Toward the Inhibition of Material Corrosion using Graphene
Toward the Inhibition of Material Corrosion using Graphene
Sunday, 15 February 2015
Exhibit Hall (San Jose Convention Center)
The corrosion of electrodes is a leading cause of failure in electrochemical systems. Strategies currently used to inhibit corrosion of these materials tend to be costly and bulky. Monolayer materials, like graphene, present a class of materials with desirable thermo-mechanical and anti-corrosion properties; that are relatively inexpensive, atomically thin, and amenable to scale-up.
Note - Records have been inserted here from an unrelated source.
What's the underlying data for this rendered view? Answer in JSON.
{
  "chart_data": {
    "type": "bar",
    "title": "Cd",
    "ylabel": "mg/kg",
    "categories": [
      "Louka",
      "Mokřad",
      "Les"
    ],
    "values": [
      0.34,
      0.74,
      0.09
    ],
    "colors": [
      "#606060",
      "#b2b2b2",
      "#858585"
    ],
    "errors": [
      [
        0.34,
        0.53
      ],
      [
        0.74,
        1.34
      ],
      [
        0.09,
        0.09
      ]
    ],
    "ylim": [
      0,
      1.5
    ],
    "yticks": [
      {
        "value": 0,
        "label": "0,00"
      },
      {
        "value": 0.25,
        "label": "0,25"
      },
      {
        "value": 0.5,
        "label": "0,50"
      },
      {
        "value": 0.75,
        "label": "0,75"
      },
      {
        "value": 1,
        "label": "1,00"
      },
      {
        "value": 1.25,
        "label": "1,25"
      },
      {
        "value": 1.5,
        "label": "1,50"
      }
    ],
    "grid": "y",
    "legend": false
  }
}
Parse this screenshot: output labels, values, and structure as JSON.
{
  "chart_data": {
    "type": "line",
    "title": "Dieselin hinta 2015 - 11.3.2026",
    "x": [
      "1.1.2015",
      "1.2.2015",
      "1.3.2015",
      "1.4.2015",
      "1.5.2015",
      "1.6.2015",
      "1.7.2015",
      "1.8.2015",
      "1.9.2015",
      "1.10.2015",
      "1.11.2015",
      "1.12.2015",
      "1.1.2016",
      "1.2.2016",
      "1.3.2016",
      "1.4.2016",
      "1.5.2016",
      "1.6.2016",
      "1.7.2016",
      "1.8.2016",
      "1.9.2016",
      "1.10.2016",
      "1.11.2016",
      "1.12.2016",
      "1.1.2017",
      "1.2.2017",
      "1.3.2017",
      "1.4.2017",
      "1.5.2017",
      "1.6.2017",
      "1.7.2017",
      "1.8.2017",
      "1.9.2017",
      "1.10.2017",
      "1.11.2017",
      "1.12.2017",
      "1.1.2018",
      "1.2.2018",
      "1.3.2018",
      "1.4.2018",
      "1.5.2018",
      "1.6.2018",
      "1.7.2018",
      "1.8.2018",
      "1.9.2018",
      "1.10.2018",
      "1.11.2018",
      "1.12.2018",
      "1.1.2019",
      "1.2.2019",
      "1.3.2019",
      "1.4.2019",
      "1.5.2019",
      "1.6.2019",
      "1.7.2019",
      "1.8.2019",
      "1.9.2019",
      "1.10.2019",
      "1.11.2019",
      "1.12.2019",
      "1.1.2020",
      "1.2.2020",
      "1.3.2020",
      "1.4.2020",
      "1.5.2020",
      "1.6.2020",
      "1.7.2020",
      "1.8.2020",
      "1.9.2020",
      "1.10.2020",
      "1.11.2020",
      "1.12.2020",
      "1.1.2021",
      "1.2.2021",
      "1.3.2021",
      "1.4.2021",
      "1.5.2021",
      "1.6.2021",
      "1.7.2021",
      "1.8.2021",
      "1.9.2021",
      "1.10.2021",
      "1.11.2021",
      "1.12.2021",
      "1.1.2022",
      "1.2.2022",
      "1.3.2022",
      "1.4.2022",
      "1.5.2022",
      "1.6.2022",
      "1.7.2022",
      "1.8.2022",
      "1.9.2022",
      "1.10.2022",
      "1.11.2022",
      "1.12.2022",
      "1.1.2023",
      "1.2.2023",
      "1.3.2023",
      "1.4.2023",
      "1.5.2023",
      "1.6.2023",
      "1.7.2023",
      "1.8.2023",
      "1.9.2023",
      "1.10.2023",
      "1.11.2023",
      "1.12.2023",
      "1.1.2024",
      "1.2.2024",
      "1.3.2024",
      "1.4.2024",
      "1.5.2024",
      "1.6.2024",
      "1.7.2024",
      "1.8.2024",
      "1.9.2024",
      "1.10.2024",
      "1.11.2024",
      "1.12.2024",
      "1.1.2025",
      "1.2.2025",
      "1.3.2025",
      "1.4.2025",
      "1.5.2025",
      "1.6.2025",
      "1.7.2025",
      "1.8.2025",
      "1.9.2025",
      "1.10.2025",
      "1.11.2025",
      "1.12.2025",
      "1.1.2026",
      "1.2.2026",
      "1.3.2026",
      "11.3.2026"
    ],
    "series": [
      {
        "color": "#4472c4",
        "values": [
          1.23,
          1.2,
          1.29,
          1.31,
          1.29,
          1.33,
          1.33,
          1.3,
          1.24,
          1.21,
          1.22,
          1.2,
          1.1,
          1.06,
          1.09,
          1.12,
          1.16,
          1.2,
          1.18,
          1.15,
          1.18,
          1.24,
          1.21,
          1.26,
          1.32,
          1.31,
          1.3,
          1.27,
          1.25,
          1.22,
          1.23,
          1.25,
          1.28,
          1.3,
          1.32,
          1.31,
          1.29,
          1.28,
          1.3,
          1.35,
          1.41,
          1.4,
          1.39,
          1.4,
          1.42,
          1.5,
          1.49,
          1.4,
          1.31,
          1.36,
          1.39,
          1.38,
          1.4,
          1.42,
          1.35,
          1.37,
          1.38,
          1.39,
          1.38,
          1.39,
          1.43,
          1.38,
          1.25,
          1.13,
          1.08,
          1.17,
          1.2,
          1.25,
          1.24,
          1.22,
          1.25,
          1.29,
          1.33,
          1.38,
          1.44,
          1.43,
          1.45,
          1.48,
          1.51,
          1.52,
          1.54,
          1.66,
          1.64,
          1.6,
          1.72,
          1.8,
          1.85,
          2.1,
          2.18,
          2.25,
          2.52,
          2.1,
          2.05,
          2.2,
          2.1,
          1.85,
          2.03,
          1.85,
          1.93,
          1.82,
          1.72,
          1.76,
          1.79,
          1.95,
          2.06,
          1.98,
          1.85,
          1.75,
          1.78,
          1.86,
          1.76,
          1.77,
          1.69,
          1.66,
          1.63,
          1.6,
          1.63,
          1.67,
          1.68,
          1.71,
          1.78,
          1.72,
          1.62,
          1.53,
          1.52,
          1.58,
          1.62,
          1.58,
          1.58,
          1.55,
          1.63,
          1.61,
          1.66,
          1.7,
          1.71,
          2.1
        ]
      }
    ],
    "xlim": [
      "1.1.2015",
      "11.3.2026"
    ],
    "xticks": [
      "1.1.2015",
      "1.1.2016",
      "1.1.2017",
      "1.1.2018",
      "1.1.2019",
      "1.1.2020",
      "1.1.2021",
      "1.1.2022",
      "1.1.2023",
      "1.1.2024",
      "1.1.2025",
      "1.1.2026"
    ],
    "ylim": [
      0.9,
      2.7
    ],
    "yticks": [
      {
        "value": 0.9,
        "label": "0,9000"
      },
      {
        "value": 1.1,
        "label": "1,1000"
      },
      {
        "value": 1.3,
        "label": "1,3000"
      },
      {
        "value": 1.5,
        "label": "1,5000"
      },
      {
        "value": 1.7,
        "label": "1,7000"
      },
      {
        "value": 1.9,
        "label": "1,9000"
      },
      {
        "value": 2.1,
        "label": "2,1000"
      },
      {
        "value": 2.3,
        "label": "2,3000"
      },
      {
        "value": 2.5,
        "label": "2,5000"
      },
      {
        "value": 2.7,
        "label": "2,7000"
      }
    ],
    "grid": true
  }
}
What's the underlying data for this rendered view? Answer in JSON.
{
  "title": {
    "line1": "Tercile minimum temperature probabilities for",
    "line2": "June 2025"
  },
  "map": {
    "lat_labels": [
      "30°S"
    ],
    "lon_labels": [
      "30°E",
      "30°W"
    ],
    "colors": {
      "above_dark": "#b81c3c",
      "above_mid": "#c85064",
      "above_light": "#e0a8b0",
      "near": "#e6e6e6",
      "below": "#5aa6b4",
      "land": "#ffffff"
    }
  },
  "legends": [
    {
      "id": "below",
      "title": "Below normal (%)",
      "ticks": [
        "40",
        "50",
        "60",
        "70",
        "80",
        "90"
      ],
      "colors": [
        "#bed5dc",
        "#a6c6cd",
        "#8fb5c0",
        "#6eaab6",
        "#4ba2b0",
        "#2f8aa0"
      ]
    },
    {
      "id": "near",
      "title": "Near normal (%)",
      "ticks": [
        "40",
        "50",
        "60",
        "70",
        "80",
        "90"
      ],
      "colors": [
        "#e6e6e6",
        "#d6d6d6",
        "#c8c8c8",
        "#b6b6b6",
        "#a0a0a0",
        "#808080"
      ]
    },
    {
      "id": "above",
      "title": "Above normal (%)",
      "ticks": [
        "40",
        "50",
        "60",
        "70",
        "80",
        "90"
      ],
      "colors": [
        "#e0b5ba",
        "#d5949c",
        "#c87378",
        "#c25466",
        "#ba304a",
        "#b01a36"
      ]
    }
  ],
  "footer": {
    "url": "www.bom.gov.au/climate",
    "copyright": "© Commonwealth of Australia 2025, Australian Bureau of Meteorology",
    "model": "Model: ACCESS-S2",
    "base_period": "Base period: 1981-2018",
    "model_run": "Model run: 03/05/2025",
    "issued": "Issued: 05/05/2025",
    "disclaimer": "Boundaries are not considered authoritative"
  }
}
Using a scanning probe technique, known as atomic force microscopy (AFM), optical microscopy, and Raman spectroscopy, we plan to investigate graphene's ability to withstand corrosion in diverse electrochemical environments. We hypothesize that the basal planes of graphene will be able to protect underlying electroactive substrates from corrosion or passivation even in the presence of oxidants as strong as chlorine, but that the edge sites will be weak points where corrosion or passivation will occur. To date, we have successfully exfoliated layers of graphene and transferred them via the scotch tape method & drop casting to electroactive substrates, such as copper and silicon. We have confirmed their transfer using the aforementioned microscopy and spectroscopic techniques. Moreover, these techniques suggest that we have bilayer graphene and ongoing efforts are focused on transferring single layers of graphene. Once we have monolayer graphene, we will investigate their ability to withstand corrosion in electrochemically complex liquid environments. We suspect that graphene may be used as a corrosion barriers that will retain substrate electroactivity, provided that the edge sites are reduced.